Chief Steward of Financial Facts
Westin sees the CFO’s essential role in privacy matters as that of a steward of the financial information the company has about consumers. Financial information is one of the two kinds of information consumers are touchiest about revealing, he notes, with health care being the other.
Many companies sit atop a vast array of personal financial data linked up to credit cards, billing and accounting systems, and telephone records. In such data sources, consumers reveal “where I shop, what kinds of products I buy, whom I write my checks to,” Westin notes.
In practical terms, CFOs also make decisions about how their companies spend money on information systems, and that includes the privacy aspects of the systems.

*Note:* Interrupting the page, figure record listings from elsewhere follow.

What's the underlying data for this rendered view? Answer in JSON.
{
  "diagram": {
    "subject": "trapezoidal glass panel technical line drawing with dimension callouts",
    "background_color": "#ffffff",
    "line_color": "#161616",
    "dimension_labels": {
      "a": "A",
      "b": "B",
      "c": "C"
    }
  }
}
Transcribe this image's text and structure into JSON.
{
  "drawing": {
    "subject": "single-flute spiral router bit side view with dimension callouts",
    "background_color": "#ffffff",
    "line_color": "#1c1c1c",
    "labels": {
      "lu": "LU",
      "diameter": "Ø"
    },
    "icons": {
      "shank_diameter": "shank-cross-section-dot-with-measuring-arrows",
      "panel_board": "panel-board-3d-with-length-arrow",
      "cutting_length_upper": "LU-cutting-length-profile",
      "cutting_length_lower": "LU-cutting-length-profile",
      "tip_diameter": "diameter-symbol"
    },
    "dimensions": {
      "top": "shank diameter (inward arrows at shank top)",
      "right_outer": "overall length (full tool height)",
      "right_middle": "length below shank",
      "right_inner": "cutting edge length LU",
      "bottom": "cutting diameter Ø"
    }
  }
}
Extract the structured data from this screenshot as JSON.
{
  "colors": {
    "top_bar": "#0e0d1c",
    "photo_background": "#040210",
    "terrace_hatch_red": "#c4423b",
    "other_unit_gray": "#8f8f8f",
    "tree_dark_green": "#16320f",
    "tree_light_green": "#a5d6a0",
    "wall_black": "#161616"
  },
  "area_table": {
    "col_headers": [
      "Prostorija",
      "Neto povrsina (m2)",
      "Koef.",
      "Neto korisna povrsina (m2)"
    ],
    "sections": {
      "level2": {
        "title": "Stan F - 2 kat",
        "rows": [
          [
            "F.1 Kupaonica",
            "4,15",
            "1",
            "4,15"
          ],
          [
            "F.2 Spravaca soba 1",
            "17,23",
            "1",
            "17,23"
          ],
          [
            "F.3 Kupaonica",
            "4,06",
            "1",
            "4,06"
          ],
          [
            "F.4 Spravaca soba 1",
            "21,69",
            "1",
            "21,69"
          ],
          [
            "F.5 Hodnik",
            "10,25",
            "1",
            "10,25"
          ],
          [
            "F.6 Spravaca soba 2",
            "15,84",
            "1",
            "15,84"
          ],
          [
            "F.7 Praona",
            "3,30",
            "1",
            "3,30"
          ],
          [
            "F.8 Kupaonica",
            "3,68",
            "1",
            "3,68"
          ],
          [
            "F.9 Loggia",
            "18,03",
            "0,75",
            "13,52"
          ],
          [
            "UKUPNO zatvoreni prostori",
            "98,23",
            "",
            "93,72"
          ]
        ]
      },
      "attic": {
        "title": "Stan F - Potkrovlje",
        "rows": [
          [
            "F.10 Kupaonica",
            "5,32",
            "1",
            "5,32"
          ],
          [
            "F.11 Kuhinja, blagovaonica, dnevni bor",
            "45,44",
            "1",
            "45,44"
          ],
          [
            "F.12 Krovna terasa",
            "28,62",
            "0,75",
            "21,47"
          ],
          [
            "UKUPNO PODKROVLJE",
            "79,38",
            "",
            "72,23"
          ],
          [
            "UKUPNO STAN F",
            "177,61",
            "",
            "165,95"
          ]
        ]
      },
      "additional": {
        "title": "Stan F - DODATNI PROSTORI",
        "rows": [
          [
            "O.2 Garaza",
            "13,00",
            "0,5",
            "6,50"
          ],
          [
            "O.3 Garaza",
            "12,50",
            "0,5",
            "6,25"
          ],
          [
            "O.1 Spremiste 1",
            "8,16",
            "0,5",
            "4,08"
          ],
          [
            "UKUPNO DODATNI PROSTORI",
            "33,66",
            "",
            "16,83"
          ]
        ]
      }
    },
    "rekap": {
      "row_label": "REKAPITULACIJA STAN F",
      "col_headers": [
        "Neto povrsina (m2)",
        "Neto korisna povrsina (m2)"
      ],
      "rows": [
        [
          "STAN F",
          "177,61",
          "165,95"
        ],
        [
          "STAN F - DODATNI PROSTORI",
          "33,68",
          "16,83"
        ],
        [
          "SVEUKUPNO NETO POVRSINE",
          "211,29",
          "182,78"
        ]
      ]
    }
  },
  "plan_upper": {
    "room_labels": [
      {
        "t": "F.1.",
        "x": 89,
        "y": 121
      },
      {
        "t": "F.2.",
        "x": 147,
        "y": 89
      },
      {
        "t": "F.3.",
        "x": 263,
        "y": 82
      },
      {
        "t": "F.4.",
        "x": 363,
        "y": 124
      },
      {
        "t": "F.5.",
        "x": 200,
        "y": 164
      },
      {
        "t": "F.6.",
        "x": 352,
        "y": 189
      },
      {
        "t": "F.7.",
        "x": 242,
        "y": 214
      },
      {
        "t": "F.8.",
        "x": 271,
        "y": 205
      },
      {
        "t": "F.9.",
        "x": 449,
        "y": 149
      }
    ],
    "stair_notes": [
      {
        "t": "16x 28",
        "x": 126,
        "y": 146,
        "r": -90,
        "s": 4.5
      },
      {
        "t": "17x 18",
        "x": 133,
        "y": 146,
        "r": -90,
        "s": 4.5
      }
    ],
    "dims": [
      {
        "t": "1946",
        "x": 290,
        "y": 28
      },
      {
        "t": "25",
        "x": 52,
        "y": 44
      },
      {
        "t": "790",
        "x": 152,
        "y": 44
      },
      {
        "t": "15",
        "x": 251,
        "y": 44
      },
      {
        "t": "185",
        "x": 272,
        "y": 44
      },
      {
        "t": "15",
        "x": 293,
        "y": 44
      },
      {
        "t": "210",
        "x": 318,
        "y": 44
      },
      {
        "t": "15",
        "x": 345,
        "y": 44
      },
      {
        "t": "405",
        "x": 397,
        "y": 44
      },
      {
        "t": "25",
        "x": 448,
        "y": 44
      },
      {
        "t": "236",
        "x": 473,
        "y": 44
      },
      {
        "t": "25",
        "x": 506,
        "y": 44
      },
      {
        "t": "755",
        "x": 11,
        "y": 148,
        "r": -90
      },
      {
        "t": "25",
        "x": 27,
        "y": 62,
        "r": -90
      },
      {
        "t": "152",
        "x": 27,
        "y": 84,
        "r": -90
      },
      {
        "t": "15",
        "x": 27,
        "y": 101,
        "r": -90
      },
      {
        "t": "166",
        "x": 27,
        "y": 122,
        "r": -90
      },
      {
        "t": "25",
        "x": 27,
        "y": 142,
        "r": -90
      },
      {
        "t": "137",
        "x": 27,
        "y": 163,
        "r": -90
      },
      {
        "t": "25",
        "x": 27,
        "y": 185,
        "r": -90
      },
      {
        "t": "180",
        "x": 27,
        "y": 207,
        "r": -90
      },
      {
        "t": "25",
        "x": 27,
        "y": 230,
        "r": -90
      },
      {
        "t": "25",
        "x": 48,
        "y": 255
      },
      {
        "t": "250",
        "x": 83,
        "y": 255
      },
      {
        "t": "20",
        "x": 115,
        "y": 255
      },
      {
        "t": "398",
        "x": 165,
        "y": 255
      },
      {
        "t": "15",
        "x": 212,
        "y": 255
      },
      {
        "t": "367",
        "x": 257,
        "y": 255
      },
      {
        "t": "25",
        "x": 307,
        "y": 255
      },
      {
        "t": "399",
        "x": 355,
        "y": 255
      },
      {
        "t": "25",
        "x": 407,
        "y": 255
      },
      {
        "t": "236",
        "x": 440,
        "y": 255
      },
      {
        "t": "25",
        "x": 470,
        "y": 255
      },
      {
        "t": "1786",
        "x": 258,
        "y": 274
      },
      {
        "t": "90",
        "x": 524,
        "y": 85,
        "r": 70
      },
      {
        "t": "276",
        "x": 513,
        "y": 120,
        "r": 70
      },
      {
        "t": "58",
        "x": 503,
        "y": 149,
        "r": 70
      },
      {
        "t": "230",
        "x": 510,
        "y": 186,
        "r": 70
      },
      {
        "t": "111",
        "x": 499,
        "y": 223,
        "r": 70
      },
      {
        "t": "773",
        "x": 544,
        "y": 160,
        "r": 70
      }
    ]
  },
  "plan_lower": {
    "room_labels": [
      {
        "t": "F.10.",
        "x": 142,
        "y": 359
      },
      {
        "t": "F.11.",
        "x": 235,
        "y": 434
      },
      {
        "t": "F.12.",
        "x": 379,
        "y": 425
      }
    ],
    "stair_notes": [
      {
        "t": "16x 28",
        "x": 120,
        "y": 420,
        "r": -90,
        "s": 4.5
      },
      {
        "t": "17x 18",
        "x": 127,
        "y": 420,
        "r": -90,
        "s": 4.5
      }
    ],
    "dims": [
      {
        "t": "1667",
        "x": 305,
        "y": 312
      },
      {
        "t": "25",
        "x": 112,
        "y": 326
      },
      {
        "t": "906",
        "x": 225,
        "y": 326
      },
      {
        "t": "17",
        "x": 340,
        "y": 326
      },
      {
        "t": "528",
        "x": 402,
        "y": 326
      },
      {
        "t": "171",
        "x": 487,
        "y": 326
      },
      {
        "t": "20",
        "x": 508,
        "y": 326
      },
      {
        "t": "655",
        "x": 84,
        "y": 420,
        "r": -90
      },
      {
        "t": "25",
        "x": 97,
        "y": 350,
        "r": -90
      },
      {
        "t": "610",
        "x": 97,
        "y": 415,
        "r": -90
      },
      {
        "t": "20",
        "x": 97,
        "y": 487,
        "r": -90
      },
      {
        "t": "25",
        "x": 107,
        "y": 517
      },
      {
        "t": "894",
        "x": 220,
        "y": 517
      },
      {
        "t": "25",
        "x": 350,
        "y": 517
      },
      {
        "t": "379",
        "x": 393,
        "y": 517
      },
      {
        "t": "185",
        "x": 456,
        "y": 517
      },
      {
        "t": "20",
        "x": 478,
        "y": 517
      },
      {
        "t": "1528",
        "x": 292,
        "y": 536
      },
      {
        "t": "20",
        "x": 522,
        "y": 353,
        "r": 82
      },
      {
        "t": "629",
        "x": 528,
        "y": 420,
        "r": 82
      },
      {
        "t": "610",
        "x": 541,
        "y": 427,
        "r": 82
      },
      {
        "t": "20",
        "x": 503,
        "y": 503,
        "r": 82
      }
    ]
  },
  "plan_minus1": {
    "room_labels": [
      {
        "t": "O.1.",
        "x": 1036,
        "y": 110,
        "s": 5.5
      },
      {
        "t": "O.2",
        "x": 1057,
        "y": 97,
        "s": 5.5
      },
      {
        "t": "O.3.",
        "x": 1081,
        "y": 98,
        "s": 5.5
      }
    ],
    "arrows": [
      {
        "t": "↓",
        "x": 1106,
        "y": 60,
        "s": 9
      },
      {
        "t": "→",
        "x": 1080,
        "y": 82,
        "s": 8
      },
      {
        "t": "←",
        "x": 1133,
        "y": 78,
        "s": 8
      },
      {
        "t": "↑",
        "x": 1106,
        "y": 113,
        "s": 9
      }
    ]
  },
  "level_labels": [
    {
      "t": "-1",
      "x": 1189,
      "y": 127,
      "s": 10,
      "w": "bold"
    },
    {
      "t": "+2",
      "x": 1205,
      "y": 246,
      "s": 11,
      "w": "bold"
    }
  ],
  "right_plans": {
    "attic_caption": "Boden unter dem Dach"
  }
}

The pull of the purse strings puts them in a key policy-making position.
From that standpoint, they’re in a position to guide an organization’s technological decisions about whether to provide consumers with an “opt- out” or an “opt-in” notice. Under an “opt-out” policy, consumers can choose to ask the company not to share personal information with third parties.
In contrast, under the more stringent “opt-in” policies, companies must ask consumers for permission to use personal information.
Emily Q. Freeman, a San Francisco-based senior vice president of Marsh, the insurance broker, notes that the decisions a CFO makes on privacy- technology spending can either put teeth into a corporate program or defang it.
For instance, a CFO working for a company with an opt-out policy could order the company’s information-technology staff to see that data are encrypted so that if the consumer opts out, the data actually “can’t go anywhere,” says Freeman.
Overall, CFOs can choose whether their company spends enough to enact a “robust” privacy risk management strategy that goes beyond legal and regulatory compliance or one that stresses “what’s merely required legally.”
Managing the Risk
Freeman said that the elements of privacy risk management include:
- A legal assessment of the company’s consumer privacy statements aimed at erasing ambiguities.
- Controls set up to make sure IT problems don’t deter enactment of the privacy policy and that outside organizations the company deals with have compatible privacy policies.
- An assessment of the company’s organizational structure for dealing with privacy risks. That assessment could result in a decision to hire a CPO, and the CFO could be the one to propose it.
Understandably, the broker says there’s an insurance solution to liability exposures involving privacy violations that Marsh or other brokers, backed by insurers including Zurich Financial Services Group and Lloyd’s, can provide.
Such “cyber-risk” policies, which cover privacy legal claims and legal costs, as well as property and crime risks, aren’t accompanied by the increased price tags being seen in other insurance lines, she says.
But such insurance still doesn’t come cheaply. Companies can buy cyber- risk coverage at premiums ranging from $5,000 to $12,500 per $1 million of insurance, according to Freeman, who says buyers can assemble as much as $100 million or $200 million in coverage.
To her credit, Freeman offers the proviso that “no insurance policy can pick up your pure good will” lost through a damaging lawsuit or regulatory action caused by lax privacy risk management.
That may be the main reason that CFOs should become a little more concerned about privacy than I am.